Databall

Challenge

Reveal patterns and trends in physiological and performance data from basketball games and practices to help the analyst, coach, and trainer make proactive decisions.

Role
Topics
Tools
Methods
Collaborators

2014

In the recent years, sports analytics has become a growing field, leveraging real time analytics compared against historical trends to help coaches optimize player performance. (A notable example being the Moneyball book and movie.) We partnered with a collegiate basketball team to visualize their basketball data, which contains combined physiological and performance data.

Our users
In an initial interview with our partners, we identified their roles, experience with using data, and their desired goals from collecting the data. The primary users for the visualization are the Analyst and Strengths Coach, who compares trends leading up to a game with game outcome. These users may use the visualization to back up their recommendations with the basketball coach, a secondary user.


Analyst, 1°
I want a summary, something I can look at quickly.
 

Strengths Coach, 1°
I have a ton of data, but I don’t know how to use it effectively yet.
 

Coach, 2°
I hate the word “analytics.” Just show me the patterns.

THE DATASET
There are several sites that collect and share performance data for NBA games, which are manually tracked. We have a unique opportunity to also work with raw physiological data that has been gathered through sensors worn under the players' uniforms.

For each player, our dataset contains the following measures for both game days and practice sessions:

Aggregated (per session)
Per Minute (games only)
 

More data, more problems
Because we were dealing with multiple dataset files, measures, and units, there were several data manipulations that were undertaken to organize the data and make it usable to feed into Tableau.

  1. Deletion of bad data
    • Malfunctioning straps
    • Malfunctioning software
    • Extreme outliers
  2. Unit conversion
    • HH:MM:SS to seconds
  3. Normalization
    • Performance data is recorded based on the game clock (not including timeouts). Physiological data is recorded on a continuous clock and may start up to 30 minutes before the game clock starts. We manually normalized the two clocks by watching video of a recorded game, marking and timing the time outs. We also assumed commercials were 30 seconds on average.

Through this exercise, we were able to make recommendations to our user for how for more effectively track data in the future. In particular, tracking the performance data relative to the continuous clock will make data analysis much easier.

Initial questions and experiments in Tableau
Based on on user interviews and our understanding of the data, we wanted to use visualizations to try to answer some preliminary questions that our user may have about the data.

1. How does the previous seven days of practice affect player performance at a game?

The user arrives at the calendar overview of aggregated physiological metrics, filterable by player.
Left: Original sketch, Right: Tableau implementation.

2. Are we overtraining our players that may result in injuries or poorer game performance?

The user selects a range on the calendar to view the breakdown of metrics and spot outliers.

3. How might spikes in heart rate correlate with shot accuracy?

The user zooms in on a specific game day to compare how physiology and performance are correlated for one player. User quote: "This is the story I would have guessed, but I wouldn't have guessed 100% turnovers." (Referring to rate of losing the ball possession at the red heart rate zone.)

Building an interactive interface in Tableau
Interactivity adds more utility to a visualization, supports exploration, and aids in story telling. The DataBall visualization interface supports several interactions to navigate through multiple views and zoom in on detailed information, including:

  1. Filtering
  2. Zoom
  3. Brushing & linking
  4. Highlighting
  5. Details-on-demand

Hover to view observations of how the user navigated the interface in the first usability study. User flow observations recorded by Season Dai.

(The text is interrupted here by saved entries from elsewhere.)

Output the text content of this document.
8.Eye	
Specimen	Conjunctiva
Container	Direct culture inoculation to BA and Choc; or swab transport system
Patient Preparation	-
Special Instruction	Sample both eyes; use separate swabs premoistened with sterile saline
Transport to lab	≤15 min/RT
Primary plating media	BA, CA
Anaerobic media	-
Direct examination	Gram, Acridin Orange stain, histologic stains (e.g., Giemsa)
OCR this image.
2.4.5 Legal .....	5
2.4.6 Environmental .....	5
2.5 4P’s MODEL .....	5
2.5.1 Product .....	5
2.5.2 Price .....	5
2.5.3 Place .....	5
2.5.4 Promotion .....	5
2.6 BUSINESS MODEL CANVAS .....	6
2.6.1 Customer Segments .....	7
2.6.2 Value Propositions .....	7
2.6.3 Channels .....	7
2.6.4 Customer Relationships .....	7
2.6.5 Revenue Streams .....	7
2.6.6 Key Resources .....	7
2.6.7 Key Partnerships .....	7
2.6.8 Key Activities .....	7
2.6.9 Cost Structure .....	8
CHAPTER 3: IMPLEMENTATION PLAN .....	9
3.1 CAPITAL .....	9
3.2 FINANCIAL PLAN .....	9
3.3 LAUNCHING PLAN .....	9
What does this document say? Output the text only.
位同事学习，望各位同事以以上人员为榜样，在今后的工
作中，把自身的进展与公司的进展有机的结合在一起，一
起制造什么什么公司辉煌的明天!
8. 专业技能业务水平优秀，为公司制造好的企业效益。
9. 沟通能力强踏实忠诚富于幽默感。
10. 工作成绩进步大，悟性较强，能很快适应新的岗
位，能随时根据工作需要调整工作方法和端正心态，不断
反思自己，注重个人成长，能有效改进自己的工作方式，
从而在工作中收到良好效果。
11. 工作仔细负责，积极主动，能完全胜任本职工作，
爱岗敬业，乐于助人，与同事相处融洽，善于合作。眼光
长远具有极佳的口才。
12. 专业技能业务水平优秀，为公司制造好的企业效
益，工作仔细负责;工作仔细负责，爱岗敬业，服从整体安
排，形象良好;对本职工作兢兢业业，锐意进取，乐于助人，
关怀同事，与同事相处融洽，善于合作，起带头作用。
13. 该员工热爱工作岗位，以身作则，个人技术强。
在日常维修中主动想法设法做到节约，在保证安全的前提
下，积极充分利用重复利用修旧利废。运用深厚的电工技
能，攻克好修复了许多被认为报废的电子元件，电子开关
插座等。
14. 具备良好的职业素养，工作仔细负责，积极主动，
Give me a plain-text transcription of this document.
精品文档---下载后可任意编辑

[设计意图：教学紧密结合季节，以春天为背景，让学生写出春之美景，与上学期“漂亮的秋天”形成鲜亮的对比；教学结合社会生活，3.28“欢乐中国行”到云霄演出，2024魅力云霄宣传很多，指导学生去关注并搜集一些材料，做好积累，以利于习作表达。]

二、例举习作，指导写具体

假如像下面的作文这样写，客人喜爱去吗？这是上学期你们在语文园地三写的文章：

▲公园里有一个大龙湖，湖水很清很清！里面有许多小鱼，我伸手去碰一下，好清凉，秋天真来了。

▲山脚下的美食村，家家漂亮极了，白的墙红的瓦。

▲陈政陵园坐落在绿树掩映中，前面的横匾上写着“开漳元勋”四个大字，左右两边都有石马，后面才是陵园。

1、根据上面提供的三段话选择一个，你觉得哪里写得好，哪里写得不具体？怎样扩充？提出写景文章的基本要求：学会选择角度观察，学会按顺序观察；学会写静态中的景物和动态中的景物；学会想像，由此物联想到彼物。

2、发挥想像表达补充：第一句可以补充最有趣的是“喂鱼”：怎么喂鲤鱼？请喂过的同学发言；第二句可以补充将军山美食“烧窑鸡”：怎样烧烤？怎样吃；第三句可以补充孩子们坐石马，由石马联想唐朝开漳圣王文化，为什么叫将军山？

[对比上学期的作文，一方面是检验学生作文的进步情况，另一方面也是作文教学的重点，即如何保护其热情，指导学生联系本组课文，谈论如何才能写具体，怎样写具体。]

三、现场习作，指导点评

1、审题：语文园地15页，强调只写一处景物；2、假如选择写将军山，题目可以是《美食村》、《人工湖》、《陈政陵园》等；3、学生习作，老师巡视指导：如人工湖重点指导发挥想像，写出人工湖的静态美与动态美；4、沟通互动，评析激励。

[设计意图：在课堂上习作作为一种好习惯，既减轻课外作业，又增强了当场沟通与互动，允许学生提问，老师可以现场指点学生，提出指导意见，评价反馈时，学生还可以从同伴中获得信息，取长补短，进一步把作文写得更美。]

Layout and visual refinements
After multiple iterations and usability studies, we found that our visualization was usable, but there were many refinements needed to improve interactivity and performance. In particular, as the lead designer, I made key decisions on:

  1. Minimal Color Palette: Initially, the colors were based off of the users' existing mental models of “red zones” for high values and “green zones” for low physiological values. However, with three visualizations in one screen, this results in visual clutter, conflicts, and oversaturation. The colors were recalibrated to reduce visual complexity why emphasizing the important values.
  2. Natural Layout: The layout was cleaned up as much as possible to reduce redundant legends and unclear relationships. Overall, the layout supports a top-to-bottom, left-to-right interaction flow.
  3. Player selection: We found that using images for the players was more recognizable than simple text-based checkboxes. We combined the player filter and player legend into one menu option to reduce complexity of the layout and aid in navigation.

A comparison of the changes between v1 (a) and v3 (b). V3 is the final interactive interface delivered to stakeholders after improvments on color, layout, and interactions.


Recommended Future Work
After a brief detour in d3, we ultimately decided to focus on delivering the final visualizations through the Tableau software. This is due to the nature of the partnership, the skills of our team, ands time-cost effectiveness. However, here is an exploration of how the visualization and interface might look, given enough time, resources, and skills.

A high-fidelity, early mockup of the interface.